In this project we focused on understanding the combined impact of a commercially significant nonionic triblock copolymer, poly (ethylene oxide-b-propylene oxide-b-ethylene oxide) (Pluronic F108) and a sodium dodecyl sulfate (SDS) anionic surfactants on the depletion force between a silica sphere and silica flat disc. Colloid probe atomic force microscopy was used to obtain force vs. distance profiles in the presence of varying concentrations of NaCl as background electrolyte. Sodium ion selective electrode and dynamic light scattering (DLS) experiments were used to monitor the concentration-dependent complexation of SDS with F108. Modeling of the ion-selective electrode analyses provided a measure of the charge of the polymer/surfactant complexes for varying surfactant and polymer concentrations. The combination of ion-selective electrode and DLS meaurements indicated complexation commences above a threshold surfactant concentration, as has been well demonstrated in past complexation studies, and that not all the SDS added beyond that point binds to the polymer. Free SDS present in the solution may form micelles before saturation of F108 complexation, especially at high F108 concentration. These free SDS micelles also contribute to the depletion interaction. The magnitude of depletion (and oscillatory) forces in solutions containing F108/SDS complexes was compared to that in SDS-only and F108-only solutions for a wide range of SDS concentrations and for two F108 concentrations spanning one decade in concentration.

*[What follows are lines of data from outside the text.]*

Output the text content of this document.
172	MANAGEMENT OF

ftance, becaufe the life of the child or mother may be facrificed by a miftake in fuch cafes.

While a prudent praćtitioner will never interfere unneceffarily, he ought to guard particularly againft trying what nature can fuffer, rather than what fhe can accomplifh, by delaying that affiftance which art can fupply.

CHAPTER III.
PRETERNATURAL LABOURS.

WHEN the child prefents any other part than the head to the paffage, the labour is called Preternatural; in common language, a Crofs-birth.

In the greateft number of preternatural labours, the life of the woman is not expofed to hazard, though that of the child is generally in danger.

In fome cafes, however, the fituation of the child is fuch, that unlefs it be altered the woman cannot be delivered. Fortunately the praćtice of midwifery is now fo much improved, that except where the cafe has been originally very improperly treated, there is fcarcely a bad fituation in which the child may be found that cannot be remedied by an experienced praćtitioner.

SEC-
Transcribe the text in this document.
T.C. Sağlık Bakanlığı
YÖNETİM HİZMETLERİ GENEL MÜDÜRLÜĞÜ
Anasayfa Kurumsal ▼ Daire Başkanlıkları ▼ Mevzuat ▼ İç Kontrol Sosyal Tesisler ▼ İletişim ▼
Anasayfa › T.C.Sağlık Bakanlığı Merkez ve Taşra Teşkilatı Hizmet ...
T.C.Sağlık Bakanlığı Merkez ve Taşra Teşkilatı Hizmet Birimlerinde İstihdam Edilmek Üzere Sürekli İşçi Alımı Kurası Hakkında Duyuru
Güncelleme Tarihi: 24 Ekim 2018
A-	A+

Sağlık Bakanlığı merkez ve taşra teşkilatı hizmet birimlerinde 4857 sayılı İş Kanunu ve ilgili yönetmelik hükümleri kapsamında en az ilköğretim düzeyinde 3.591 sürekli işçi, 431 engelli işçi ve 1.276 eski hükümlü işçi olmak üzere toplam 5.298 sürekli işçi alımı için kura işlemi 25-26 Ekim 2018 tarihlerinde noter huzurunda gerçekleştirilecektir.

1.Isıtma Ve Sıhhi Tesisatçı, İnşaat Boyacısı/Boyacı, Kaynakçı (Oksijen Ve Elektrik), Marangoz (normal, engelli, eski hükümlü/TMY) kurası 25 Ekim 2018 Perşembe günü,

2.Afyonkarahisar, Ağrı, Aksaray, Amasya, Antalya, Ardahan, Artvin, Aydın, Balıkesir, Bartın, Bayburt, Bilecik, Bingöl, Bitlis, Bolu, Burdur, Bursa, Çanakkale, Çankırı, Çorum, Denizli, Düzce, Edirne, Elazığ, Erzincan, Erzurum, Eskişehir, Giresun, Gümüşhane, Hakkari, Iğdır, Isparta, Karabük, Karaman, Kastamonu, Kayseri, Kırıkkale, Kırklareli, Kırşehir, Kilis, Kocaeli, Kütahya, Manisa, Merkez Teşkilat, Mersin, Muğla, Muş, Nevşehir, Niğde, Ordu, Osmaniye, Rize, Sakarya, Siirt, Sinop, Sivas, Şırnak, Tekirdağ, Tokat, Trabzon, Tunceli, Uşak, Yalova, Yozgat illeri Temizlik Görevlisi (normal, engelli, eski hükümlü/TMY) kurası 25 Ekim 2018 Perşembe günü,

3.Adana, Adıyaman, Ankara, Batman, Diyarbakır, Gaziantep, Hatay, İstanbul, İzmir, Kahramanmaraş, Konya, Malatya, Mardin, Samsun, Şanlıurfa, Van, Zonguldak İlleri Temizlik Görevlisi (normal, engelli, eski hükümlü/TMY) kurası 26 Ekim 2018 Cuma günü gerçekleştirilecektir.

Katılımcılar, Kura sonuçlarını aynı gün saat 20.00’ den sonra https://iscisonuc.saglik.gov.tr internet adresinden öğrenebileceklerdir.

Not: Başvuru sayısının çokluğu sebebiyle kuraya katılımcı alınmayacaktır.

The magnitude of depletion force was observed to increase with increasing SDS concentration with and without F108. Depletion force was not detected when the polymer solutions contained no SDS. The presence of a depletion force was detected at a much lower SDS concentration with polymer as compared to SDS-only solutions. Similar findings were obtained with respect to the first repulsive maximum in the oscillatory structural force. The synergistic enhancement of depletion forces was observed only in a finite range of SDS concentrations, corresponding to approximately 0.5 to 2.5 times the critical micelle concentration of SDS for solutions containing 10000 ppm F108. It was observed in the finite range of 1.5 to 2 times the CMC of SDS for solutions containing 1000 ppm F108. At higher SDS concentrations, forces measured in the mixtures resembled those measured in the SDS-only solutions. This was because at low SDS concentrations the F108/SDS complexes were the dominant depletants. At higher SDS concentrations, the concentration of free unbound SDS micelles increased to the point where they were the dominant depletant. Synergism was progressively diminished with increasing NaCl concentration, as expected based on its suppression of the polyelectrolyte osmotic pressure effect.